Der Niedergang des römischen Reiches führte zur einer Einwanderung neuer Gruppen in das Gebiet des heutigen Österreichs, wobei Reste der romanischen Bevölkerung auch weiterhin in Österreich verblieben. Bis zum Ende des 8. Jahrhunderts blieb der österreichische Raum Durchmarschgebiet der Wanderungsströme der Völkerwanderung. Später siedelten im Osten Österreichs die Awaren, aus dem süddeutschen Raum drangen die Bajuwaren donauabwärts vor. Im nördlichen Niederösterreich, in Kärnten und in der Südsteiermark lebten slawische Völkerschaften. Zu Ende des 8. Jahrhunderts schuf Karl der Große zwischen den Flüssen Donau und Drau als Grenzmark gegen eine weiteres Vordringen der Awaren die Karolingische Mark. Schon seit dem Ende der römischen Herrschaft war der Alpenraum durch iro-schottische Mönche nach und nach christianisiert worden.

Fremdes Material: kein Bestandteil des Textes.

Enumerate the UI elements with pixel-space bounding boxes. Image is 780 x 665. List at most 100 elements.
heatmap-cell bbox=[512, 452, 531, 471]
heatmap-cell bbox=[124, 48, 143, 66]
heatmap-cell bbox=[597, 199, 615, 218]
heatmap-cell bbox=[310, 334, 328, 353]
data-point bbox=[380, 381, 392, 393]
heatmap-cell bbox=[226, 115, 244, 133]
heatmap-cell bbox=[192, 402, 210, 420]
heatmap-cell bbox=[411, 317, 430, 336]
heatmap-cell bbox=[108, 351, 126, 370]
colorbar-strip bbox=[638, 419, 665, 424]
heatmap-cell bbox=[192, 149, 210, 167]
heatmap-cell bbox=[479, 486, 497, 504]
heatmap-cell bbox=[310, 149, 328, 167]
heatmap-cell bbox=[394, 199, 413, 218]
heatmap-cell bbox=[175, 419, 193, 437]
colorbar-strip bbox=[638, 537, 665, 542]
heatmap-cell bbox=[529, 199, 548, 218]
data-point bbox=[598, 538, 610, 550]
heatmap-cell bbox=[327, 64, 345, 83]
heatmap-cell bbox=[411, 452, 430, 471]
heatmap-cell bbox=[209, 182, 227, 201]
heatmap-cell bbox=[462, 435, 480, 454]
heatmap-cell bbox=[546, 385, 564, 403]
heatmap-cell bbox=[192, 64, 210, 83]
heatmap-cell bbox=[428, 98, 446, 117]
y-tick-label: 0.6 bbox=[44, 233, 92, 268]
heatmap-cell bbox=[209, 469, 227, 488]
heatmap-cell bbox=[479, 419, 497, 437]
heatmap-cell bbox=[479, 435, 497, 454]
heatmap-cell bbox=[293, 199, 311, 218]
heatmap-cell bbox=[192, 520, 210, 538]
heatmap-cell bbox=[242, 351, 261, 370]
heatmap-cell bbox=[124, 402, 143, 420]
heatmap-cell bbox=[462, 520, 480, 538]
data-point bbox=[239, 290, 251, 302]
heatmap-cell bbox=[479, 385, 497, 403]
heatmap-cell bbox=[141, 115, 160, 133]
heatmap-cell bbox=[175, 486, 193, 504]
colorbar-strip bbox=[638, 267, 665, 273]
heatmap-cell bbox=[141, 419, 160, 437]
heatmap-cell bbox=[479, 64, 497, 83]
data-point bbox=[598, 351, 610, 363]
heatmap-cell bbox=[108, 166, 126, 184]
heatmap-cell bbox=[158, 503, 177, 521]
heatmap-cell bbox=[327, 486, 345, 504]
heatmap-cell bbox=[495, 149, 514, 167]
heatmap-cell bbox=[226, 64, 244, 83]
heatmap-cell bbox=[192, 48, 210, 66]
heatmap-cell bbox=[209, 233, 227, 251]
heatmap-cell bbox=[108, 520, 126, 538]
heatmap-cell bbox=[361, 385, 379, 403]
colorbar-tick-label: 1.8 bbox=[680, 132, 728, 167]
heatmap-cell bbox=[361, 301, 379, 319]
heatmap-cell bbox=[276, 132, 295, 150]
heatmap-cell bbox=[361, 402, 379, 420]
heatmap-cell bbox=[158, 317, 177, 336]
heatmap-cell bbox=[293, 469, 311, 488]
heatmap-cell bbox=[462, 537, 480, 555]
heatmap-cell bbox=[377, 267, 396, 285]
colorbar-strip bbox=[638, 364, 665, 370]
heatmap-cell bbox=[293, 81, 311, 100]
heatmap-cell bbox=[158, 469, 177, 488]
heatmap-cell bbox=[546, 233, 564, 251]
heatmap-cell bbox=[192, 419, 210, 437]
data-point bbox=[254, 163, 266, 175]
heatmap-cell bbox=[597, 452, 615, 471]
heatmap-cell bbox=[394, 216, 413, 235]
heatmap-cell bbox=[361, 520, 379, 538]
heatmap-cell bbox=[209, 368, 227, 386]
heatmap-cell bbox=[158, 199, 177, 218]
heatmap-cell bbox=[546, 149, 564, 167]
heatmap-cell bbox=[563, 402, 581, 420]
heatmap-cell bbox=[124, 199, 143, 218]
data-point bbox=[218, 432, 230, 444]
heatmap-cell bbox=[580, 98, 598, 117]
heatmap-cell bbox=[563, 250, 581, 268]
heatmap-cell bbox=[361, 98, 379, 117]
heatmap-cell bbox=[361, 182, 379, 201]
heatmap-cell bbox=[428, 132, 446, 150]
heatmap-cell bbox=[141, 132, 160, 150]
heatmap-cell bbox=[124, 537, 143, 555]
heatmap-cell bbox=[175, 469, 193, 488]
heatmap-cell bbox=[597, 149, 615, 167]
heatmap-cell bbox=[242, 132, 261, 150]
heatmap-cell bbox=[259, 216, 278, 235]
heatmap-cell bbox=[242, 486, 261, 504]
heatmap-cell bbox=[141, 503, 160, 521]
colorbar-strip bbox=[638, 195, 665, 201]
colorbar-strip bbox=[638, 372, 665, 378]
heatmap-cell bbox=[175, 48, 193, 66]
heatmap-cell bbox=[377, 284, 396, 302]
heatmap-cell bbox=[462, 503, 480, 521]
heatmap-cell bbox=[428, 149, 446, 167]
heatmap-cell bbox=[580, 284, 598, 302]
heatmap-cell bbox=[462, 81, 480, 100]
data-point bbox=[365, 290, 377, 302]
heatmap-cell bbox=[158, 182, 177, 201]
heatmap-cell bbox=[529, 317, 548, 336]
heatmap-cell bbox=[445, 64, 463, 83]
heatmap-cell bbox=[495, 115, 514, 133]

996 erscheint der Begriff Ostarrichi, von dem sich später der Name Österreich ableitete, zum ersten Male in einer Urkunde auf. Als 976 das Adelsgeschlecht der Babenberger mit der Verwaltung dieses sehr kleinen Gebietes betraut wurde, war Österreich noch immer recht dünn besiedelt. In den folgenden Jahrhunderten erweiterten die Babenberger sehr zielbewusst ihren Machtbereich. Durch konsequente Heiratspolitik stiegen sie zu einer der führenden Familien des Reiches auf. 1156 wurde Österreich zum Herzogtum mit sehr speziellen Rechten erhoben. Als die Babenberger in männlicher Linie um die Mitte des 13.Jahrhunderts ausstarben, hatten sie ihr Herrschaftsgebiet bedeutend vergrößert.

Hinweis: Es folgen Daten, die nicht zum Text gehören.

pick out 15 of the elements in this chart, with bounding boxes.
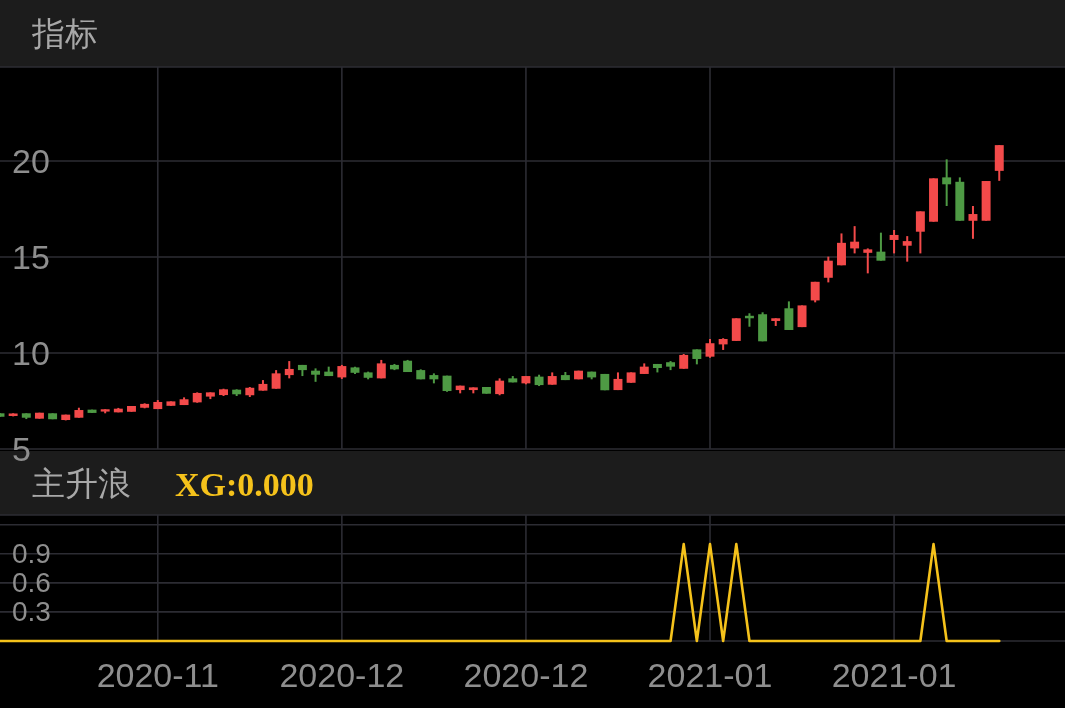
y-tick-label: 15 bbox=[12, 238, 50, 277]
x-tick-label: 2020-12 bbox=[463, 656, 589, 694]
y-tick-label: 5 bbox=[12, 430, 31, 468]
y-tick-label: 10 bbox=[12, 334, 50, 372]
legend: XG:0.000 bbox=[175, 465, 314, 503]
x-tick-label: 2021-01 bbox=[831, 656, 957, 694]
y-tick-label: 0.3 bbox=[12, 596, 51, 628]
title: 指标 bbox=[32, 15, 98, 52]
x-tick-label: 2020-12 bbox=[279, 656, 405, 694]
y-tick-label: 20 bbox=[12, 142, 50, 181]
x-tick-label: 2021-01 bbox=[647, 656, 773, 694]
y-tick-label: 0.9 bbox=[12, 538, 51, 570]
y-tick-label: 0.6 bbox=[12, 567, 51, 599]
x-tick-label: 2020-11 bbox=[96, 656, 219, 694]
title: 主升浪 bbox=[32, 464, 131, 502]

Nach einem kurzen Interregnum des Premysliden Ottokar II. belehnte der Habsburgerkönig Rudolf I. 1282 seine Söhne mit dem Herzogtum Österreich. Sehr zielbewusst und äußerst geschickt erweiterten sie ihr Territorium. Sie erwarben die Herzogtümer Steiermark, Kärnten und Tirol durch Erbverträge und fügten noch Görz und Istrien mit Triest ihrer Hausmacht hinzu. Herzog Albrecht V., mit der Tochter Kaiser Sigismunds verheiratet, gewann schließlich 1437 nach dem Tod seines Schwiegervaters erstmals die Kaiserwürde für das Haus Habsburg.
In den folgenden Jahrhunderten trugen seine Nachfolger, abgesehen von kurzen Unterbrechungen, stets die Kaiserkrone des Heiligen Römischen Reiches. Durch gezielte Heiratspolitik erweiterte das Haus Habsburg sein Territorium. Es gewann Burgund und die Niederlande. Auch in Spanien mit seinen zahlreichen Nebenländern regierten Habsburger. 1522 teilte sich die habsburgische Dynastie in eine spanisch-niederländische und eine österreichisch-deutsche Linie.
Nach der Schlacht von Mohács 1526, die zum Tod der des Jagellonenherrschers führte, erbten die Habsburger deren Herrschaftsrechte in Böhmen und Ungarn. Sie waren vorerst aber nur Wahlkönige in diesen Territorien ehe sie 1618 in Böhmen die Erbfolge mit militärischen Mitteln durchsetzten.Das 16. und 17. Jahrhundert waren von der Auseinandersetzung mit dem Osmanischen Reich, dessen Truppen zweimal bis vor die Tore Wiens vorgedrungen waren, geprägt. Nach Zurückdrängung der osmanischen Expansion und dem Vordringen der Habsburger auf dem Balkan hatte die österreichische Linie der Habsburger mit ihren Territorien die Stellung einer europäischen Großmacht erreicht. In dieser Zeit entstand auch das klassische österreichische Barock.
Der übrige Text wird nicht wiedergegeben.